Somehow this reminds me of a talk that Eliezer Yudkowsky gave at the Singularity Summit back in 2007. He said:
In the intelligence explosion the key threshold is criticality of recursive self-improvement. It’s not enough to have an AI that improves itself a little. It has to be able to improve itself enough to significantly increase its ability to make further self-improvements, which sounds to me like a software issue, not a hardware issue. So there is a question of, Can you predict that threshold using Moore’s Law at all?

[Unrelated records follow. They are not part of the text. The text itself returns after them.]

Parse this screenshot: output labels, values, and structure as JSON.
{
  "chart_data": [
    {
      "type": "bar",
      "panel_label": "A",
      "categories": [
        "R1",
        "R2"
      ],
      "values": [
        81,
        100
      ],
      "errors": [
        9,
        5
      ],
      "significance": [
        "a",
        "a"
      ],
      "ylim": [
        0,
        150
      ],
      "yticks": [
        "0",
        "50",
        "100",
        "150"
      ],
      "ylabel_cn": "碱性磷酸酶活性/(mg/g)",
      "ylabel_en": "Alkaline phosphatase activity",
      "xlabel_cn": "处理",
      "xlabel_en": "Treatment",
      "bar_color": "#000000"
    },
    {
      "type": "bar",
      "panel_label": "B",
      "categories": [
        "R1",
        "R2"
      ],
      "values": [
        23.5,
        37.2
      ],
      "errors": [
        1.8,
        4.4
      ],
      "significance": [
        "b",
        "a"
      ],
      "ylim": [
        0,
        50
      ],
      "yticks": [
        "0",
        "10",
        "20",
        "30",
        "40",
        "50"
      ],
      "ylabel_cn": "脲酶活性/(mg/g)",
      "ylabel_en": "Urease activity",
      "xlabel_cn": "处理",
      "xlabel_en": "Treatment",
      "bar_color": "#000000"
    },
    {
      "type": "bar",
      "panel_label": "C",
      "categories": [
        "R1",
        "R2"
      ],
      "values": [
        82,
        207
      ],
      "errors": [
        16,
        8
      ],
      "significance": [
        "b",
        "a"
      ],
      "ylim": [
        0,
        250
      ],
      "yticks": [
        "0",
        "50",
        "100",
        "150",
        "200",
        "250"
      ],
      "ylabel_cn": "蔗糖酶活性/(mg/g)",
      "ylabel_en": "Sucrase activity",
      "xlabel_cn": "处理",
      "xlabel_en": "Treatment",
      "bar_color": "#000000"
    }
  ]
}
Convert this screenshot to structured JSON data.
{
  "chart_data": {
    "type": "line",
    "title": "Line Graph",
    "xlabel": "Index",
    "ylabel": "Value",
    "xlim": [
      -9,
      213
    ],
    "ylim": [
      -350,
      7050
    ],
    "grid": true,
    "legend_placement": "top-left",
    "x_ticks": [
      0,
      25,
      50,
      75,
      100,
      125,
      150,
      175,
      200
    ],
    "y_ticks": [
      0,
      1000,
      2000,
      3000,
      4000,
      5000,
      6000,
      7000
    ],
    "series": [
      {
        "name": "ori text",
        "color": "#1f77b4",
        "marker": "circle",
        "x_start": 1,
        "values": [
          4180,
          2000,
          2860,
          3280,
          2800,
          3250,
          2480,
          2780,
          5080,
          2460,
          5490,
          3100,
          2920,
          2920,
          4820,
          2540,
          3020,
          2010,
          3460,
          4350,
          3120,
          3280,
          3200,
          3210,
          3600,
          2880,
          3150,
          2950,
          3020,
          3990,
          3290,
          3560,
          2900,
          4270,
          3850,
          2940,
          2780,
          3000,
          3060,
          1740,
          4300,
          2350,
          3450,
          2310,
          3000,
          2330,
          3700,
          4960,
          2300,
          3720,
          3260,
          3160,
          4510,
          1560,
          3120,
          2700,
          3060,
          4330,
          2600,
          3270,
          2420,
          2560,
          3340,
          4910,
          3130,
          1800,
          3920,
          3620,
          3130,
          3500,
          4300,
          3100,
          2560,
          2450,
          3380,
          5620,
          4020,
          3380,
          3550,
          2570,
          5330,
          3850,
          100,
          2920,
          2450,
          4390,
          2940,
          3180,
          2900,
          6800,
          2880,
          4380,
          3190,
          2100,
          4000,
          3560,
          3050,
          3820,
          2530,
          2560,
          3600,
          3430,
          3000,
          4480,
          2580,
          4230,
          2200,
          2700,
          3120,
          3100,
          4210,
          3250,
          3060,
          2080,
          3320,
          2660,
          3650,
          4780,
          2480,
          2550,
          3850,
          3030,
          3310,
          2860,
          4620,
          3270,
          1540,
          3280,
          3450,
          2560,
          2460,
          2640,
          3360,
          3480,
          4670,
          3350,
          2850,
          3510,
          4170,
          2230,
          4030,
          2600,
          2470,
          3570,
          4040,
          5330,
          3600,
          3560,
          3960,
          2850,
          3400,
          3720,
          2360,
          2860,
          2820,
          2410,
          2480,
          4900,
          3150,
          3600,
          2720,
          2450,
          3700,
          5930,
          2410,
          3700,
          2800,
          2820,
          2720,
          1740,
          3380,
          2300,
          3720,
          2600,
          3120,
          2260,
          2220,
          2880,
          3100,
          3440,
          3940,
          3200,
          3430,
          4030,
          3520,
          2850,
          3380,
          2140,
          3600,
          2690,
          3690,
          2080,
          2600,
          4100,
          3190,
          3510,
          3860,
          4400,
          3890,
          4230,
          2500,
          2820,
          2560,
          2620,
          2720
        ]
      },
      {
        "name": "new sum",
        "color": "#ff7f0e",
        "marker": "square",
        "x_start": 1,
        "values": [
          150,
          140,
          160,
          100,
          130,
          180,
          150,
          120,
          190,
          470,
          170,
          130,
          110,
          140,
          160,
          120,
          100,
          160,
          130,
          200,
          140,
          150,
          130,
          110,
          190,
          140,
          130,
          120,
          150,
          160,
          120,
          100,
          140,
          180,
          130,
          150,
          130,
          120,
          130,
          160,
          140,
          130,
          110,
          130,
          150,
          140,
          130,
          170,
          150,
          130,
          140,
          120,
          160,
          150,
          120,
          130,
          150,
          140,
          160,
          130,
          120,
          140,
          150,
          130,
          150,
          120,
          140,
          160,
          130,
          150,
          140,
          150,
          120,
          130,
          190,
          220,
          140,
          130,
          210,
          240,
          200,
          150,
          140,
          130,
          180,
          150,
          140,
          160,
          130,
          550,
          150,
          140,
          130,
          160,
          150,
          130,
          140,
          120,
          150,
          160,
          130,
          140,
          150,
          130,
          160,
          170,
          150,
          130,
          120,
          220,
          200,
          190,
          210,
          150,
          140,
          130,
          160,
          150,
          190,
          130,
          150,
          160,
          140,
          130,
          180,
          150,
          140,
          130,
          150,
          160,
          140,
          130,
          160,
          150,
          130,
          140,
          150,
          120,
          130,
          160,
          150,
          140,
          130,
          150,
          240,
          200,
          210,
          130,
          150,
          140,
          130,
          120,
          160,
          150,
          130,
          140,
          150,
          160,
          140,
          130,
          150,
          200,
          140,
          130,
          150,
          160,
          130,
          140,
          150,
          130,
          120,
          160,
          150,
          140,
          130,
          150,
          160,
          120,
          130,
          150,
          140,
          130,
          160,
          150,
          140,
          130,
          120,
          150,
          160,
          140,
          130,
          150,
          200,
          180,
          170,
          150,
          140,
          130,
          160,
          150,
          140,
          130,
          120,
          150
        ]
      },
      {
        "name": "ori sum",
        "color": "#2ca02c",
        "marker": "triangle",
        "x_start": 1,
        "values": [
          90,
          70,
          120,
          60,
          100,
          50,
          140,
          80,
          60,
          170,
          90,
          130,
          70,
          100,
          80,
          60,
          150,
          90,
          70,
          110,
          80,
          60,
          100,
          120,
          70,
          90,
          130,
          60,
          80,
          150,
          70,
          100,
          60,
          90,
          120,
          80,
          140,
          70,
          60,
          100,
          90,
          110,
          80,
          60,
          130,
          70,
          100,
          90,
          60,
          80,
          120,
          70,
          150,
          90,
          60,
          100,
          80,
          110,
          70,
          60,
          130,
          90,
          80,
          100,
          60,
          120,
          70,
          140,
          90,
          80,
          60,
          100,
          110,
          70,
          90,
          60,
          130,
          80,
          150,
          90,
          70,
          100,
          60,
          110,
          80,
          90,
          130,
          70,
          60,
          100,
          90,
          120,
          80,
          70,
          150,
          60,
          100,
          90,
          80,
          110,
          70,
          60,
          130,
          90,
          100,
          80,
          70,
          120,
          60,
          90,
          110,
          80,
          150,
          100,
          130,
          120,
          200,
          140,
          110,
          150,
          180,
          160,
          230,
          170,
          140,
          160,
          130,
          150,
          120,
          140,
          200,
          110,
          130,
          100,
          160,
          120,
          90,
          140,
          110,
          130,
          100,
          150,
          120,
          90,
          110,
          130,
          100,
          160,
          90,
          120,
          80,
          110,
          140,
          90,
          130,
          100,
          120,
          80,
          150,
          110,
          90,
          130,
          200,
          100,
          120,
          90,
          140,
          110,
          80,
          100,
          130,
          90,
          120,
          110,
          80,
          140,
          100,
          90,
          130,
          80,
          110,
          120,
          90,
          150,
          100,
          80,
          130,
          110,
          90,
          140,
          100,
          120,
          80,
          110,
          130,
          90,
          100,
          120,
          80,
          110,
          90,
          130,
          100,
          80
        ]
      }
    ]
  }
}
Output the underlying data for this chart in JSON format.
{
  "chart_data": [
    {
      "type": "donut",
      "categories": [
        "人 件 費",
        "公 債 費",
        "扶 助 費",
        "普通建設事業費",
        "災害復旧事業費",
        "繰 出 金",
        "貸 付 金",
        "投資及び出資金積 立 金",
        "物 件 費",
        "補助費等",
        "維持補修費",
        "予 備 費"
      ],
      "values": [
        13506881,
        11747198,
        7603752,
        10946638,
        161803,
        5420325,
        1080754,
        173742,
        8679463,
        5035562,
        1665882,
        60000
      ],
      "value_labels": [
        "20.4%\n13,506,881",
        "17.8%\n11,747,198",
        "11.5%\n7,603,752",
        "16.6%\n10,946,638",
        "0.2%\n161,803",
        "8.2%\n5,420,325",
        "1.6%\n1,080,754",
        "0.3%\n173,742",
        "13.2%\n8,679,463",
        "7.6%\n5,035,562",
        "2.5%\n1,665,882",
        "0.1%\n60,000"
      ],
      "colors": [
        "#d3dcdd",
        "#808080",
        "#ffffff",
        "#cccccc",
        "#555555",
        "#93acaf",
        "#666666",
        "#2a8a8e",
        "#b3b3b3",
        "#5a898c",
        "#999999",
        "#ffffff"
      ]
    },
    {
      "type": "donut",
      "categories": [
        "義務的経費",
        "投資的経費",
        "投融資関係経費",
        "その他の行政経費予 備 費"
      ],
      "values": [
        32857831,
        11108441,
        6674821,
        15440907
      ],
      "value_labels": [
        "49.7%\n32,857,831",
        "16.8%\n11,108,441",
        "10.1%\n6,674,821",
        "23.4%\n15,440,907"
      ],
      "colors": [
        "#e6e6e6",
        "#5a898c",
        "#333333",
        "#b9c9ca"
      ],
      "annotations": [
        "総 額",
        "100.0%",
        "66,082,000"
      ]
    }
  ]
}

Geordie Rose of D-Wave Systems recently was kind enough to provide us with a startling illustration of software progress versus hardware progress. Suppose you want to factor a 75-digit number. Would you rather have a 2007 supercomputer, IBM’s Blue Gene/L, running an algorithm from 1977, or a 1977 computer, an Apple II, running a 2007 algorithm? And Geordie Rose calculated that Blue Gene/L with 1977′s algorithm would take ten years, and an Apple II with 2007′s algorithm would take three years.
There is a progression here, albeit a counter-intuitive one. We might be inclined to think that hardware adds more value than “mere” software and that software is inherently more valuable than “mere” (or the term we like to throw around a lot is “raw”) data. The opposite turns out to be the truth. The data itself is where the value is. Hardware and software only help us to focus on the potentialities, the possibilities, that it already contains.